Notes Gradient boosting factorizatioin machines
Few years ago, Chen et al. contributes to combining the benefits from both families of gradient boosting and factorization machines. In this work, a greedy searching function is defined to select optimal pair of interaction features. It differs from original factorization machines which can not filter noisy feature interactions. Sequently, the target functioin is updated by simply adding an interaction between the selected pair of features. This framework is very clear, however, there’re still several puzzles remained.
Authors routinely unfold the objective function under the help of Tylor’s expansion. Then objective could be transformed as a least square optimization problem with closed solution. One strang operation is that the target rating function $f(\cdot)$ is replaced by the greedy feature selection function. While authors did not prove the equality between rating function with the defined greedy function, and no more words is used to describe the reasons behind it. Another one is the operation $\textbf{x}_j == \textbf{z}_j$ at Equation 24. Nothing about $\textbf(z)_j$ is given. Does it have any relationship to $z_i$? This is a very important part to clear how to select optimal features.
As GBFM will add only one pair of interaction feature at each iteration $s$, we may assume that those selected pairs might donimate the final prediction value. As far as we know, original factorization machines have a particular side-effect, i.e. high-order feature selection. We can train factorization machines by optimizing the pre-defined objective function.

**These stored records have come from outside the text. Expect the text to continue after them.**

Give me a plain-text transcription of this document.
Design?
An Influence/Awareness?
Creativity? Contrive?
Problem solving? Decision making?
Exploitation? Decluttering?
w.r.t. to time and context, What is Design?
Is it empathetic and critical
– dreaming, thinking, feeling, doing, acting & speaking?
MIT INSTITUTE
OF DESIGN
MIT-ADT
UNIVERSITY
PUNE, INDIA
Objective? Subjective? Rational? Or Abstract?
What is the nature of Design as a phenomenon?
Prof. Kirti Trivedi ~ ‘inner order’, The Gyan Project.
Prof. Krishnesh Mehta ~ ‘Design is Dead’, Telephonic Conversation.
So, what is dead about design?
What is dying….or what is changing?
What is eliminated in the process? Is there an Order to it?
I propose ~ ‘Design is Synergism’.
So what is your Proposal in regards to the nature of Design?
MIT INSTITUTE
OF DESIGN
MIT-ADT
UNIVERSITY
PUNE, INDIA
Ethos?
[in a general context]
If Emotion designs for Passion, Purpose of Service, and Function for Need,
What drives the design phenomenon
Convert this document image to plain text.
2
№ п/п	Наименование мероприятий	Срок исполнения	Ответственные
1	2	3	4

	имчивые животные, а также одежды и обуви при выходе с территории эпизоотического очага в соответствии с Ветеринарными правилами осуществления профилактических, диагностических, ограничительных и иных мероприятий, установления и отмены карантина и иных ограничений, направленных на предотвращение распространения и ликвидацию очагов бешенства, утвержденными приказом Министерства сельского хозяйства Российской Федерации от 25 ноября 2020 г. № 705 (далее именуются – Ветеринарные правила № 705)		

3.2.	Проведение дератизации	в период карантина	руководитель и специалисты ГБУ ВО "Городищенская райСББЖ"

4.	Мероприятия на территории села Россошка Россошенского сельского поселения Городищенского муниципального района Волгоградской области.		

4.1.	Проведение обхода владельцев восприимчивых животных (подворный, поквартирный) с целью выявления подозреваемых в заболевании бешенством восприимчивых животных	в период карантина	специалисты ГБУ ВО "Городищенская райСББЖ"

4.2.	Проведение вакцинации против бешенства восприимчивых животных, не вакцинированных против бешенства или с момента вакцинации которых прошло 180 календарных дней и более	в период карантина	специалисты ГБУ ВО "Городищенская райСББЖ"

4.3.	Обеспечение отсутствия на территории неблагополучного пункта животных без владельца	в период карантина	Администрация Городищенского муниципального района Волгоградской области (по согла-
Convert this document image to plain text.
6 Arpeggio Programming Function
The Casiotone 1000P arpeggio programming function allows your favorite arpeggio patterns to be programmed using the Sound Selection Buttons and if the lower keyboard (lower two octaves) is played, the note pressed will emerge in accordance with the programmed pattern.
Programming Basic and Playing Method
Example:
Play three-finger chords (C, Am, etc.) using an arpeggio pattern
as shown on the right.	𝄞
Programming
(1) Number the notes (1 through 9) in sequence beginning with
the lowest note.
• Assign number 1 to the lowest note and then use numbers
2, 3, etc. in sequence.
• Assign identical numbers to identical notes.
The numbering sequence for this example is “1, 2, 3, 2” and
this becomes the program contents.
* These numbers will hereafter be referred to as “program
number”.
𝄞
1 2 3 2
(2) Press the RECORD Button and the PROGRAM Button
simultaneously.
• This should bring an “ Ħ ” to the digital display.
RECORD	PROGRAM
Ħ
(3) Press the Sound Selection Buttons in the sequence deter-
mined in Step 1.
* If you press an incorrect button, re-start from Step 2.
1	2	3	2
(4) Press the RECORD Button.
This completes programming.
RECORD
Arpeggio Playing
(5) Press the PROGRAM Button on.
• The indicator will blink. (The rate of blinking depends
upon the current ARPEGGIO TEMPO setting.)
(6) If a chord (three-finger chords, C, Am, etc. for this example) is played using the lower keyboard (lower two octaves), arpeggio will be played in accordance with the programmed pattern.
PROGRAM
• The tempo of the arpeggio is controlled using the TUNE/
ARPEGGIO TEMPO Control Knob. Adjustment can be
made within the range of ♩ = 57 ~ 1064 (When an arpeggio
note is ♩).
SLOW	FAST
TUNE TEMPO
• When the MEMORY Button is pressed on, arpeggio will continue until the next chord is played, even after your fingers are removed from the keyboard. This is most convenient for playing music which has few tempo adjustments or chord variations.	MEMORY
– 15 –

Then the significance of a pair fectures can be caculated via dot-product of their feature vectors. We can select out those most significant features by sorting previous caculated value. Feature interaction might have some special distribution, which may decrease fast after top-k item in the sorted list. If someone selects out the top-k pairs of features, then compare with the GBFM selected features. By doing that, we could gain more insight into the coincide between original objective function and replaced one.